全くいつまで小学生みたいなメンタルでよろしくやっているんだろう。下駄箱にラブレターの時代に生まれたかった。現代には想いを伝えるツールが多すぎる。そのせいで何ひとつ上手に想いを飛ばせない私が際立つじゃないか。

なんで素直になれないんだろう。若いとはいえど、嬉しいや悲しい、楽しいや切ないをたくさん経験したはずなのに。自分の感情も自分で表現できないなんて嫌すぎる。相手に汲み取ってもらおうなんて甘えてんじゃないよ。
でもどうにもこうにも上手くなれない。気持ちとは逆のことばかり言ってしまう。苦手なことなんて何一つないと思ってたのに、自分にはコミュニケーションの一番大事なスキルが欠落していた。

気持ちが溢れた時、みんなどうしてるの。
「もうすこし居たい。」がどうしたって「じゃあ、またね。」に変換されてしまう。こんなことを言いたかったんじゃない。帰りなんか急ぎたくない。あっという間に歳をとるのに。
変態的に好きになってしまったらどうすればいいの。「匂いを瓶に入れて持ち帰ってもいいですか?」をなんとか「また行きましょう。」に変換して帰る日々です。くそ。

何も思い通りにならなくて帰り道に死にたくなった日、もうこんなことやめようと思った。
もう会いたいときは会いたいって言うことにした。寂しいときは寂しいって顔するの我慢しない。バスがなくなったらタクシーで帰る。 帰りの時間に左右されて馬鹿みたい。人生損してる。
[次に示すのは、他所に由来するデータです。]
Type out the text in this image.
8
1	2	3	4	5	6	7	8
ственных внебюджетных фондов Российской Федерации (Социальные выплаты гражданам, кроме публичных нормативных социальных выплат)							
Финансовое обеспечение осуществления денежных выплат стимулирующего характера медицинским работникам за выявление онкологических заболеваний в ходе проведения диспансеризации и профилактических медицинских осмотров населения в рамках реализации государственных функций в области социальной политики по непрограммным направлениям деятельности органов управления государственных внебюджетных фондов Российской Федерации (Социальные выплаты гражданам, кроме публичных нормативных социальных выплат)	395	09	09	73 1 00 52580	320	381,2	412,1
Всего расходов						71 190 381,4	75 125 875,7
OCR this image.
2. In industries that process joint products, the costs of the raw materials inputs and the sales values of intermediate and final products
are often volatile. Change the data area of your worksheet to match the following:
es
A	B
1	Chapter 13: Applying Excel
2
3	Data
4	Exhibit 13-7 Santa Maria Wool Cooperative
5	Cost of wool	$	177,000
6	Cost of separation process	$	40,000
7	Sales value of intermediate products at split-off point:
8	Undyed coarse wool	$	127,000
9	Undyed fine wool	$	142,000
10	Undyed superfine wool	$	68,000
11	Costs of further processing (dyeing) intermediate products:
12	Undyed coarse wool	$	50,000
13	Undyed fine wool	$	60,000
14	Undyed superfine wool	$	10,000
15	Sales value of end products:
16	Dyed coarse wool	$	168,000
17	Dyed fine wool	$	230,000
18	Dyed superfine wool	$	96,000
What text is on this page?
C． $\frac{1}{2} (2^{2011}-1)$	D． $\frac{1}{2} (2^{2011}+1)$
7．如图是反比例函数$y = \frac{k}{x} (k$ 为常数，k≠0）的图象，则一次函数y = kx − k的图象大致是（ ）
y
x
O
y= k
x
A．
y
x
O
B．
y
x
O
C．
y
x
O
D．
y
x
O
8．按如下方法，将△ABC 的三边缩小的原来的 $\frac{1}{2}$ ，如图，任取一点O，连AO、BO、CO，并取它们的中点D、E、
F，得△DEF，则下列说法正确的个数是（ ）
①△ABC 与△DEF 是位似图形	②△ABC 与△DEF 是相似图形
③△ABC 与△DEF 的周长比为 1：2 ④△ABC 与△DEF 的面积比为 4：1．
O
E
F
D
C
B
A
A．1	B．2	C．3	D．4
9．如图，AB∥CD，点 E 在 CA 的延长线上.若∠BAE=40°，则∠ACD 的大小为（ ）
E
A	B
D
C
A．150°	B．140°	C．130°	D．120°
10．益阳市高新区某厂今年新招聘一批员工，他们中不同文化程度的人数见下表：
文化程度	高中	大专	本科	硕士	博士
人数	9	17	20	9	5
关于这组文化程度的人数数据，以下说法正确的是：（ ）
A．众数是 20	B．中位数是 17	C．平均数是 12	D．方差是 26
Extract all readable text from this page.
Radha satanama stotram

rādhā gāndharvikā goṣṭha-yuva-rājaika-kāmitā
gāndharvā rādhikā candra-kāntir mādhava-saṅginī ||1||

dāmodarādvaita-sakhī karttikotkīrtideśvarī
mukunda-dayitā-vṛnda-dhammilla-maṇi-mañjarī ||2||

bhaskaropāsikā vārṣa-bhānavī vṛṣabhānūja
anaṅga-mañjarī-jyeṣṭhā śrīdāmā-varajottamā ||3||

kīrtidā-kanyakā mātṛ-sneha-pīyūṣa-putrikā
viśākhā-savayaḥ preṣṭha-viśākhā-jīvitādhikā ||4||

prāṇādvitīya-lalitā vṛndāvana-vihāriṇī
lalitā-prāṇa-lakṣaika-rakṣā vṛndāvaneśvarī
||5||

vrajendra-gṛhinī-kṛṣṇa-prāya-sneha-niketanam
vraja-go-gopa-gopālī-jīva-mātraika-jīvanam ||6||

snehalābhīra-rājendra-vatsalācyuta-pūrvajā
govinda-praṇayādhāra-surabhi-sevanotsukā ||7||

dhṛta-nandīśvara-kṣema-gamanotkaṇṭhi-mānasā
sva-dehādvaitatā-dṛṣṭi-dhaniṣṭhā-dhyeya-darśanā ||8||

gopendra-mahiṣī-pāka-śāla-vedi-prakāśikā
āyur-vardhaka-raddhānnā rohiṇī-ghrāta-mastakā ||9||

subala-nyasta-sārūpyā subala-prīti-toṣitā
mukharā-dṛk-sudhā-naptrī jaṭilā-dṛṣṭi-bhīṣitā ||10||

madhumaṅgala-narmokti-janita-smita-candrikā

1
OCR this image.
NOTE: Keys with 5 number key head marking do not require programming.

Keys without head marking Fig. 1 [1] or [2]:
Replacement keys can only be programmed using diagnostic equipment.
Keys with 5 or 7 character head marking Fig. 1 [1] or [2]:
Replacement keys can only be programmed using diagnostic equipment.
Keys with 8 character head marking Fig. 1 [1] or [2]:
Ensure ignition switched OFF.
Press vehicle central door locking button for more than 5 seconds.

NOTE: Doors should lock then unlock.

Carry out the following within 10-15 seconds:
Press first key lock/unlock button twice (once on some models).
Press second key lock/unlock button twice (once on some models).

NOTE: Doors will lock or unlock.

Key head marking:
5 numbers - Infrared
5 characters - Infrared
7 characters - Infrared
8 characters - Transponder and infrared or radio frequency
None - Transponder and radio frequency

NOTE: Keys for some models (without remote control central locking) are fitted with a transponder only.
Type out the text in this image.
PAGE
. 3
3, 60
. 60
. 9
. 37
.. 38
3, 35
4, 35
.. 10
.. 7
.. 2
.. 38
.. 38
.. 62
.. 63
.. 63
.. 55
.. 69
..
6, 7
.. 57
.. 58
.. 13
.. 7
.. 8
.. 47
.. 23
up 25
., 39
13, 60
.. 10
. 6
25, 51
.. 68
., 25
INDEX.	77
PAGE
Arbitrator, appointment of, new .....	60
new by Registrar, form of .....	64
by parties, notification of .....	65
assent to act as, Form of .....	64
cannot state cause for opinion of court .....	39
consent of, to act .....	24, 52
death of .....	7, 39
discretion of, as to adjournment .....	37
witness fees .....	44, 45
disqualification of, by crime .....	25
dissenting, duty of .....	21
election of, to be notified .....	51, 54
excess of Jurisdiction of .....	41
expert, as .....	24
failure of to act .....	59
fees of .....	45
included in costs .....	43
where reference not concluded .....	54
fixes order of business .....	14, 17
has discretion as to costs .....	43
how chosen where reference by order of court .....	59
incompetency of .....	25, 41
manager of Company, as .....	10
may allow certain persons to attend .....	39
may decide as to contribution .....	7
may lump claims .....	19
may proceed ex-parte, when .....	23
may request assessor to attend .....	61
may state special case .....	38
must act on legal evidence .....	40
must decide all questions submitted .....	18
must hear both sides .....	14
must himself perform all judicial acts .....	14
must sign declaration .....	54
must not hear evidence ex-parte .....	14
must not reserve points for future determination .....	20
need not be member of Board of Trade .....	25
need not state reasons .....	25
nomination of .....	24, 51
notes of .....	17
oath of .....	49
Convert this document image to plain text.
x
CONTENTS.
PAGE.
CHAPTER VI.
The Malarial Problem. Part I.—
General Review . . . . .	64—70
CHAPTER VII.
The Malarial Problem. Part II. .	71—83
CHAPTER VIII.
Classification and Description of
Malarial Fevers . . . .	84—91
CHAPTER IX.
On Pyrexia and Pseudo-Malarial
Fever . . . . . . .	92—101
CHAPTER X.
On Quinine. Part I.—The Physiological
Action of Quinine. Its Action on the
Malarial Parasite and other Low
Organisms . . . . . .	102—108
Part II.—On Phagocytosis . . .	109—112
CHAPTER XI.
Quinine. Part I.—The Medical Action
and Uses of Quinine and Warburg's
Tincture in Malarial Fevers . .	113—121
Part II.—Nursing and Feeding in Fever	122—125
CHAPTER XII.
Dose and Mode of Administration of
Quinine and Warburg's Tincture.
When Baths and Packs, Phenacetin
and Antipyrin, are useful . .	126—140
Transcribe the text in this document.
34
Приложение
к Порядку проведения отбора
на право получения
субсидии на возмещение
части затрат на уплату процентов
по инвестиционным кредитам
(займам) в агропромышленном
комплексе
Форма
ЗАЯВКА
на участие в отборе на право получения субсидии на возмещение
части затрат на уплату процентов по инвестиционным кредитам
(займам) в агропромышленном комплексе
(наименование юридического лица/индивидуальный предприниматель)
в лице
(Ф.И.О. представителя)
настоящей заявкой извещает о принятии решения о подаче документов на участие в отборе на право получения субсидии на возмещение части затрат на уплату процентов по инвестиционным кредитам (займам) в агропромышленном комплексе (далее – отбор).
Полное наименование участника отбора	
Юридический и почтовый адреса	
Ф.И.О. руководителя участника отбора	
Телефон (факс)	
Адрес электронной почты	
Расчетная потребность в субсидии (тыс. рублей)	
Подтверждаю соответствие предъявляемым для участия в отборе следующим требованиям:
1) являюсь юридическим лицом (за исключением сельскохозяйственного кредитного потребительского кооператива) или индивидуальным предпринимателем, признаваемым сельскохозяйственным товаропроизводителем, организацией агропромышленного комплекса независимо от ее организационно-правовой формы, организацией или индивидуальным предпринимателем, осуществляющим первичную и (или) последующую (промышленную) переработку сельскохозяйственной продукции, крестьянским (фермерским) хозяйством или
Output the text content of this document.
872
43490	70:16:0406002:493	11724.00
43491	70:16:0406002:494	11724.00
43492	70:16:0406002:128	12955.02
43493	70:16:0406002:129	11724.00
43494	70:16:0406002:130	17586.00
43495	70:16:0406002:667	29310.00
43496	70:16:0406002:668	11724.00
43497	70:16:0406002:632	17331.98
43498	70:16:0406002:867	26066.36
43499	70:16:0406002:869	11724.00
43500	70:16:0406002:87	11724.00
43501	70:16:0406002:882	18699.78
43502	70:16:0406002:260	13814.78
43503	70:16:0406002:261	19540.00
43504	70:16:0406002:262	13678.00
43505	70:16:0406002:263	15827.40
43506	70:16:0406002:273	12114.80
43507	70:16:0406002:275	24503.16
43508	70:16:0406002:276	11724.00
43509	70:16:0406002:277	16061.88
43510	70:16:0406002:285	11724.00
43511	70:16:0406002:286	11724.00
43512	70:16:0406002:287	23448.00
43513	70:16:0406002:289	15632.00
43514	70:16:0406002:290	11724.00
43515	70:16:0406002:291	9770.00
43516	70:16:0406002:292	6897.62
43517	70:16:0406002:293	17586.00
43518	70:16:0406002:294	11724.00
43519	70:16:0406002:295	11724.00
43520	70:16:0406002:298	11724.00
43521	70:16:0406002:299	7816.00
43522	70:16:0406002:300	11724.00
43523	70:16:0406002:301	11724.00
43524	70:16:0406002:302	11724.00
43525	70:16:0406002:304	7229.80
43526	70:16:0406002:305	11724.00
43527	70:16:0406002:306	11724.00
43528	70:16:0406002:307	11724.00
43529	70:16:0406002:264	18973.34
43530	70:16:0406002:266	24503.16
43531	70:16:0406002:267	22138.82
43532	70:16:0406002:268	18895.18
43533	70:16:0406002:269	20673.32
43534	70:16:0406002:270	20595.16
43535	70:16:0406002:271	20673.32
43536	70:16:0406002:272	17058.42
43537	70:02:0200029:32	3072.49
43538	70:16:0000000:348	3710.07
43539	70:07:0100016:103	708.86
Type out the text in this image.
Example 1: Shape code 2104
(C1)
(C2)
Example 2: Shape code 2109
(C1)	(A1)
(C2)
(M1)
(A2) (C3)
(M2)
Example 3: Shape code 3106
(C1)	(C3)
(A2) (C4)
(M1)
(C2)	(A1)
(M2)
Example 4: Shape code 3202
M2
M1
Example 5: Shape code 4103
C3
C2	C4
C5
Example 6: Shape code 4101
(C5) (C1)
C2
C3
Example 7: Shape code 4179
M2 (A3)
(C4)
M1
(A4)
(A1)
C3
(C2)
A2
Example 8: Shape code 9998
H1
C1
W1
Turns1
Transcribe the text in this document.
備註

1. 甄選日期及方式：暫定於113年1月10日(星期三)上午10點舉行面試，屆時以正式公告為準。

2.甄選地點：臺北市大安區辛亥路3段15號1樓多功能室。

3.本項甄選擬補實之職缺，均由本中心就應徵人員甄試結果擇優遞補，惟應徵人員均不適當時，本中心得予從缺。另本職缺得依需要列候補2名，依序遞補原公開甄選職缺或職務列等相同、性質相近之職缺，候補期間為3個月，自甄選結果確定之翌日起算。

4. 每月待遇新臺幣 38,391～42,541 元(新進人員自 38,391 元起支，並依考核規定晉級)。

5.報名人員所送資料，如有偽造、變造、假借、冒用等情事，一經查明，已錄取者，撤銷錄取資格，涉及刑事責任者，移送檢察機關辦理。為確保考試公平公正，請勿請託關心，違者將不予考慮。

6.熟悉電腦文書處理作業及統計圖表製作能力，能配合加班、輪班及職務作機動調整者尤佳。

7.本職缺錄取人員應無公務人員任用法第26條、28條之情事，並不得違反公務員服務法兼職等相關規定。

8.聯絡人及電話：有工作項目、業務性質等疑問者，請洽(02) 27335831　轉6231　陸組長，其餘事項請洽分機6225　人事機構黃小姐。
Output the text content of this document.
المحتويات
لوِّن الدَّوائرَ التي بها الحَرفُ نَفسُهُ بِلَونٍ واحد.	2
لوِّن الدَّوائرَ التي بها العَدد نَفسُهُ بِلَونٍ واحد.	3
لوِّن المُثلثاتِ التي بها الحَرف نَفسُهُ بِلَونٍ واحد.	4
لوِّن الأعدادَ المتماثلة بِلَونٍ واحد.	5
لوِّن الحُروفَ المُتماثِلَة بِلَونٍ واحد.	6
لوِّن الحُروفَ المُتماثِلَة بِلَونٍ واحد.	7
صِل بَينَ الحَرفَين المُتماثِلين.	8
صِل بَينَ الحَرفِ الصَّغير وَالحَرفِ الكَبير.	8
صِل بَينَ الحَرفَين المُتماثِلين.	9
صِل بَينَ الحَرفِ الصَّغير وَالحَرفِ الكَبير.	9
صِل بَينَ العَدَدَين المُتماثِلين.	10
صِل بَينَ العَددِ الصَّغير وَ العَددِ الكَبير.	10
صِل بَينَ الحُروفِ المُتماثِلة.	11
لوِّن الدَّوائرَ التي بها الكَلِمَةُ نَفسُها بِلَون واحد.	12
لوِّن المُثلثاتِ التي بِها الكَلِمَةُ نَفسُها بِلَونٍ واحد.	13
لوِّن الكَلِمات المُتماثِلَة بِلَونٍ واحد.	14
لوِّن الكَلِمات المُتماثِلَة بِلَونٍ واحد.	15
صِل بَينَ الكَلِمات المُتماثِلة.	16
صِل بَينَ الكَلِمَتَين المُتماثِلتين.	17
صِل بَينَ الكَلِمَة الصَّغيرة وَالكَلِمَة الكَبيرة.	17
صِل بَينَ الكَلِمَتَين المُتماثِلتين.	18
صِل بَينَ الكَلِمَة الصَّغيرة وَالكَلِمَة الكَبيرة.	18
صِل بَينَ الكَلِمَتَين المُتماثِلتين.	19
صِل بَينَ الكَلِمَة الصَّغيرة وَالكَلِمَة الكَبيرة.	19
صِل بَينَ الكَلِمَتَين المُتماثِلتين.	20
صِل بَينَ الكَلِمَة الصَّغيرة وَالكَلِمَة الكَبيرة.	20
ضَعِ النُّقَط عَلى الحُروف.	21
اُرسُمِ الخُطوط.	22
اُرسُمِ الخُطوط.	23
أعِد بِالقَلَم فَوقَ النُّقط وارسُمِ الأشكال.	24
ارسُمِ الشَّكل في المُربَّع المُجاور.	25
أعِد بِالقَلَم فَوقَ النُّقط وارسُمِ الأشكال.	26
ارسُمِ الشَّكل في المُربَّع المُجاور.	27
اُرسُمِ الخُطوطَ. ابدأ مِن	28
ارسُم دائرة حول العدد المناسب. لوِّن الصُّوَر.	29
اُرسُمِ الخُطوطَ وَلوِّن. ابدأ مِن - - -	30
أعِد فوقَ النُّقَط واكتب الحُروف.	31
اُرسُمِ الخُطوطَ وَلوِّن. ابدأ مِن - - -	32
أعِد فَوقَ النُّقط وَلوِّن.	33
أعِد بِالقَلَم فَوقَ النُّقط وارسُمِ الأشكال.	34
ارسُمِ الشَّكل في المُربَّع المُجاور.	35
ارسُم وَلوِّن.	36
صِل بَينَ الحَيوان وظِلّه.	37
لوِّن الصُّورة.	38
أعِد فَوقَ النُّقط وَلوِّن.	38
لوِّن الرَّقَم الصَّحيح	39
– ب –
夏に好きだった人がひっそり死んでしまったり、大事な友達が遠くに行ってしまったり、また会えると思ってた人が二度と会えない人になってたり、いつ誰とどんな形でお別れになるのかわからない。
もうずっと、会いたいとか寂しいなんて口にするのは恥ずかしいことだと思っていたし、出し惜しみじゃないけれど自分の価値が下がるから言いたくないなんてことも思っていた。でもそんなこと考えてる場合じゃないってはっきりわかった。我慢してたら感情が枯れた。

あと人って案外死ぬ。しかも知ってる人が。
最近はまた誰かが死んじゃうんじゃないかという恐怖に加えて、私もいつ死ぬかわからないという大発見をしてしまった。
死ぬときに滅茶苦茶に後悔するようなことをしている。好きな人にたくさん会ったほうがいい。ちょっとだけ大胆になったほうがいい。そのほうがよっぽど後悔ないんじゃないかと思う。

嫌われるかもしれないなんて不安は心底どうでもよくなった。二度と会えなくなることのほうが格段に怖い。

これからは振り回すし振り回されることにする。 「あの時会いたいって言ってればもっとお話できたのかな」なんて、もう二度と思わないことにする。

へとへとになるくらい素直になりたい。